强烈建议在初学matplotlib的时候，尽量避免使用plt.xxx系列。当你明白figure/axes/axis都是控制什么的时候，如果你想要简单的制作一个quick and dirty的图，用plt.xxx才是OK。

matplotlib的名词定于对于非英语母语的人来说实在是太不友好了,尤其是axes。仰天长啸。

Figure:fig = plt.figure(): 可以解释为画布。
- 画图的第一件事，就是创建一个画布figure，然后在这个画布上加各种元素。
Axes:ax = fig.add_subplot(1,1,1): 不想定义,没法定义,就叫他axes！
- 首先，这个不是你画图的xy坐标抽！
- 希望当初写这个lib的时候他们用一个更好的名字。。。
- 可以把axes理解为你要放到画布上的各个物体。比如你要画一个太阳,一个房子,一个车在画布上,那么太阳是一个axes,房子是一个axes,etc。
- 如果你的figure只有一张图,那么你只有一个axes。如果你的figure有subplot，那么每一个subplot就是一个axes。
- axes是matlibplot的宇宙中心!axes下可以修改编辑的变量非常多,基本上能包含你的所有需求。
Axis:ax.xaxis/ax.yaxis: 对,这才是你的xy坐标轴。
- 每个坐标轴实际上也是由竖线和数字组成的,每一个竖线其实也是一个axis的subplot，因此ax.xaxis也存在axes这个对象。对这个axes进行编辑就会修改xaxis图像上的表现。
Artist:基本上，在 Figure上可见的所有东西都是 Artist（甚至是 Figure、Axes 和 Axis 对象）。这包括 Text 对象、Line2D 对象、集合对象、Patch 对象等。当Figure被渲染时，所有的Artists都被绘制到画布上。大多数Artists都被绑在axes上；这样的artist不能被多个轴共享，也不能从一个轴移动到另一个轴。

「为什么plt没有指定画布和区域也能作图？」

因为matplotlib默认在最近创建的画布上绘制,而当你没有指定区域,告诉它去画图,他就会自动去生成一个Axes去绘制,进一步没有画布,也会自动去创建一个Figure,也称为隐式绘制。

图像的各个部位名称

使用ax标准的流程：

创建一个画布(Figure)
创建一个或者多个Axes
使用ax.xxxx在指定Axes上绘图

首先，搞个画布

我喜欢用subplots这个命令来开始画图。哪怕你没有subplot,也可以用这个subplots来创建一个画布。

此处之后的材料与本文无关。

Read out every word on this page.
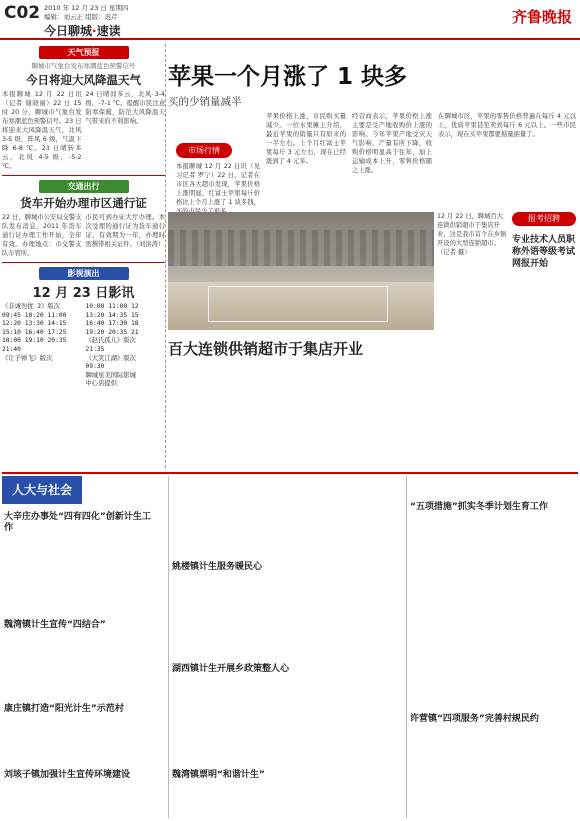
C02 2010 年 12 月 23 日 星期四
编辑：刘云正 组版：迟芹
今日聊城·速读
齐鲁晚报
天气预报
聊城市气象台发布寒潮蓝色预警信号
今日将迎大风降温天气
本报聊城 12 月 22 日讯（记者 谢晓丽）22 日 15 时 20 分，聊城市气象台发布寒潮蓝色预警信号。23 日将迎来大风降温天气，北风 3-5 级，阵风 6 级，气温下降 6-8 ℃。23 日晴转多云，北风 4-5 级，-5-2 ℃。
24 日晴间多云，北风 3-4 级，-7-1 ℃。提醒市民注意防寒保暖，防范大风降温天气带来的不利影响。
交通出行
货车开始办理市区通行证
22 日，聊城市公安局交警支队发布消息，2011 年货车通行证办理工作开始，全年有效。办理地点：市交警支队车管所。
市民可到办证大厅办理。本次受理的通行证为货车通行证，有效期为一年，办理时需携带相关证件。（刘洪涛）
影视演出
12 月 23 日影讯
《非诚勿扰 2》版次
09:45 10:20 11:00
12:20 13:30 14:15
15:10 16:40 17:25
18:00 19:10 20:35
21:40
《让子弹飞》版次
10:00 11:00 12
13:20 14:35 15
16:40 17:30 18
19:20 20:35 21
《赵氏孤儿》版次
21:35
《大笑江湖》版次
09:30
聊城星美国际影城
中心店提供
苹果一个月涨了 1 块多
买的少销量减半
市场行情
本报聊城 12 月 22 日讯（见习记者 罗宁）22 日，记者在市区各大超市发现，苹果价格上涨明显，红富士苹果每斤价格比上个月上涨了 1 块多钱，
苹果价格上涨，市民购买量减少。一位水果摊主介绍，最近苹果的销量只有原来的一半左右。上个月红富士苹果每斤 3 元左右，现在已经涨到了 4 元多。
经营商表示，苹果价格上涨主要是受产地收购价上涨的影响。今年苹果产地受灾天气影响，产量有所下降，收购价格明显高于往年，加上运输成本上升，零售价格随之上涨。
在聊城市区，苹果的零售价格普遍在每斤 4 元以上，优质苹果甚至卖到每斤 6 元以上。一些市民表示，现在买苹果都要掂量掂量了。
12 月 22 日，聊城百大连锁供销超市于集店开业，这是我市首个在乡镇开设的大型连锁超市。（记者 摄）
报考招聘
专业技术人员职称外语等级考试网报开始
百大连锁供销超市于集店开业
人大与社会
大辛庄办事处“四有四化”创新计生工作
魏湾镇计生宣传“四结合”
康庄镇打造“阳光计生”示范村
刘垓子镇加强计生宣传环境建设
姚楼镇计生服务暖民心
湖西镇计生开展乡政策整人心
魏湾镇票明“和谐计生”
“五项措施”抓实冬季计划生育工作
许营镇“四项服务”完善村规民约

这个function创建了一个大小为(14,7)的画布,把这个画布赋值给变量fig,同时在这个画布上创建了一个axes,把这个axes赋值给ax。这样,所有未来的fig.xxx都是对这个画布的操作，所有ax.xxx都是对这个axes的操作。

如果你有两个图,那么ax是一个有两个元素ax[0],ax[1]的list。ax[0]就对应第一个subplot的ax。

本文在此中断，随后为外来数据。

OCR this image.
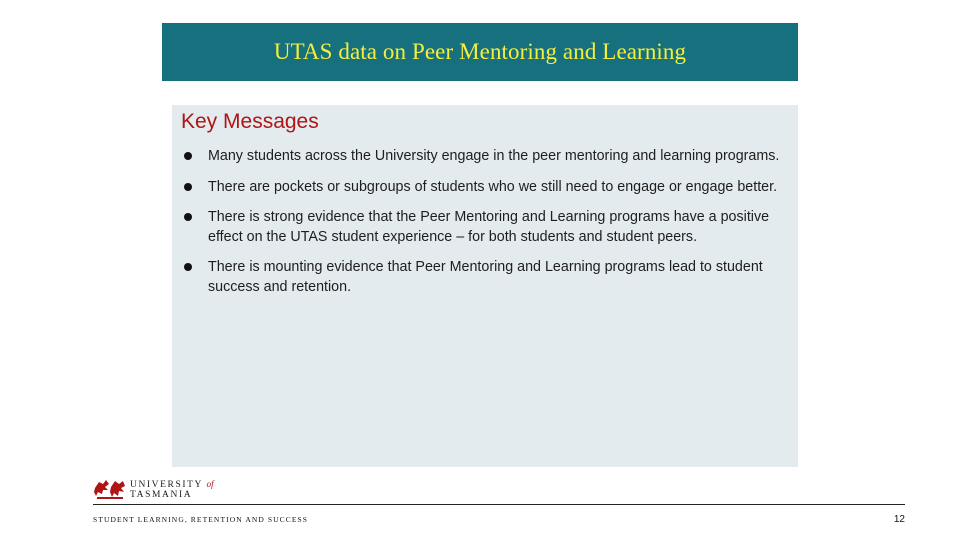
UTAS data on Peer Mentoring and Learning
Key Messages
Many students across the University engage in the peer mentoring and learning programs.
There are pockets or subgroups of students who we still need to engage or engage better.
There is strong evidence that the Peer Mentoring and Learning programs have a positive effect on the UTAS student experience – for both students and student peers.
There is mounting evidence that Peer Mentoring and Learning programs lead to student success and retention.
UNIVERSITY of
TASMANIA
STUDENT LEARNING, RETENTION AND SUCCESS	12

fig, ax = plt.subplots(figsize=(14,7))
# fig, ax = plt.subplots(2,1,figsize=(14,7))
# ax[0].xxx
# ax[1].xxx

好了画布搞好了，画数据。

注意,我们这里依然不使用plt!因为我们要在这个axes上画数据,因此就用ax.plot()来画。画完第一个再call一次,再画第二个。

ax.plot(A,B)
ax.plot(B,A)

下面开始细节的处理

数据画好了就可以各种细调坐标轴啊,tick啊之类的。首先把标题和xy坐标轴的标题搞定。Again,不用plt。直接在axes上进行设定。

ax.set_title('Title',fontsize=18)
ax.set_xlabel('xlabel', fontsize=18,fontfamily = 'sans-serif',fontstyle='italic')
ax.set_ylabel('ylabel', fontsize='x-large',fontstyle='oblique')
ax.legend()

后是xy坐标轴的一些属性设定, 也是在axes level上完成的。

ax.set_aspect('equal') 
ax.minorticks_on() 
ax.set_xlim(0,16) 
ax.grid(which='minor', axis='both')

最后是坐标轴tick和细节,这个在axes.xaxisoraxes.yaxis上完成。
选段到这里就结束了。